Some limitations of the present study need to be mentioned. First, although a relation between atherosclerosis and erectile function and LUTS was clearly shown, the number of patients was too small to derive definitive conclusions. Second, we excluded blood pressure from the variables analyzed because blood pressure is highly associated with baPWV, although we included serum triglyceride and FBS as metabolic factors, and total testosterone based on our previous study.

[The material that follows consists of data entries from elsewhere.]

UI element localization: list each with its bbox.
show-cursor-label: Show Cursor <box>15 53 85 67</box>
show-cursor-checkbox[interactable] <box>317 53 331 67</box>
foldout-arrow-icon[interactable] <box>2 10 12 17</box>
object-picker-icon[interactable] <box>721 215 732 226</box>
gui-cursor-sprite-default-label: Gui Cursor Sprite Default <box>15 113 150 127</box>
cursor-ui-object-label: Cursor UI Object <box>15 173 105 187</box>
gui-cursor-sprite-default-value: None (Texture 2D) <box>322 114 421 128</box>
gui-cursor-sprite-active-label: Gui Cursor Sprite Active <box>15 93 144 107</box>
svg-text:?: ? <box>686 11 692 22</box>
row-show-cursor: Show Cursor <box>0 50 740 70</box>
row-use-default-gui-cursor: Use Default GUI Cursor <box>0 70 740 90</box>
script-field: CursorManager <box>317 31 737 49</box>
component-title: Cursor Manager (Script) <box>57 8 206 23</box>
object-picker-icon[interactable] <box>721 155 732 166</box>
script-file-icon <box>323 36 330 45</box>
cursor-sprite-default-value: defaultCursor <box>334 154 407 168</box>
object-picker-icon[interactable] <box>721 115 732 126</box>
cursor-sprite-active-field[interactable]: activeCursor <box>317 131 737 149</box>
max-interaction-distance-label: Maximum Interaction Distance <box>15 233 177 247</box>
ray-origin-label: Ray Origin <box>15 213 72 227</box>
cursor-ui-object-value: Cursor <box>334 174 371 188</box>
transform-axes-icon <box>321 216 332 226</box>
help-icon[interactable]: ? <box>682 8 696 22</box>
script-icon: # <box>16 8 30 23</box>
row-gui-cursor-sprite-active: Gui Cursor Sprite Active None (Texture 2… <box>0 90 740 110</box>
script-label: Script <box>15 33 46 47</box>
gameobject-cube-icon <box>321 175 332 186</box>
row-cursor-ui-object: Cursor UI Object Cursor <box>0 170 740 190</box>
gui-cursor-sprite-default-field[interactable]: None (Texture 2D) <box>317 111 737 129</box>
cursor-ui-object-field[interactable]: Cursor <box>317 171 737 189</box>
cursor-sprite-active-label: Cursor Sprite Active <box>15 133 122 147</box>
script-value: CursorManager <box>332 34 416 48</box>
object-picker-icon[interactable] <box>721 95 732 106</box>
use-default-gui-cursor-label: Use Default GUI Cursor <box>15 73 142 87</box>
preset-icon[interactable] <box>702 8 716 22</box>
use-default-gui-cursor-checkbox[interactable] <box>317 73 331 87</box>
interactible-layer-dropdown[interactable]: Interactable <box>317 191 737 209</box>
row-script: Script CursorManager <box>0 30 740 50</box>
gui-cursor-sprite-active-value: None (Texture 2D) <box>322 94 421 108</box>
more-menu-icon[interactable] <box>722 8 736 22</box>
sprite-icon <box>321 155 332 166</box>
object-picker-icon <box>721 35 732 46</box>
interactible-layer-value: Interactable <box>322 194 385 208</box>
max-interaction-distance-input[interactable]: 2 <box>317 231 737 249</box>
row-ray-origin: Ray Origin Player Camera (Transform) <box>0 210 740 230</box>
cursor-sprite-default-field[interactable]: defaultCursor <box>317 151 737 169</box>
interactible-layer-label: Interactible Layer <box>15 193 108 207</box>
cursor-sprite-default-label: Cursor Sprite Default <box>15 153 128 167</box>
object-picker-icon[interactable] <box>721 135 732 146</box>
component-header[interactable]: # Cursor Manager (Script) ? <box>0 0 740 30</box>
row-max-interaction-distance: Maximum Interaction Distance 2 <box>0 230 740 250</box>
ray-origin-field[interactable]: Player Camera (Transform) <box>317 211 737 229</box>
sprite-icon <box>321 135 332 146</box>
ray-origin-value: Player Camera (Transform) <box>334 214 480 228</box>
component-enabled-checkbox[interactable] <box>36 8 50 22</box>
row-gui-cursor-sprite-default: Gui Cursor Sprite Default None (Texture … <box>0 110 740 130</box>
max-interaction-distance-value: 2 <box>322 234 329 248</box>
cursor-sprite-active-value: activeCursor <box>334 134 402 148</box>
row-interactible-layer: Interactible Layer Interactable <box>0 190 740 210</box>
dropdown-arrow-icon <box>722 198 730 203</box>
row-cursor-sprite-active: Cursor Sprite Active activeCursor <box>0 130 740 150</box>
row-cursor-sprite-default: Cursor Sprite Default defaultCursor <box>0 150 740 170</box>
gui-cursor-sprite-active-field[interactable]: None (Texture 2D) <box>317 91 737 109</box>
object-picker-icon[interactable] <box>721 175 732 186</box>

Third, there is a possibility of an effect of prostate enlargement on nocturia in our patients because their mean age was 50.3 years. However, prostate volume and the information by uroflowmetry were not evaluated in all patients participating in this questionnaire-based study.

In conclusion, we found that a higher level of the ratio of measured/age standard baPWV was associated with erectile function and LUTS. Particularly, only nocturia was found to be associated with the ratio of measured/age standard baPWV by multivariate linear regression model after adjustment for serum triglyceride, FBS, and total testosterone concentrations. A larger-scale study that includes the evaluation of prostate volume will be necessary to assess these relations.

Conflicts of interest

All authors have no conflict of interest to declare.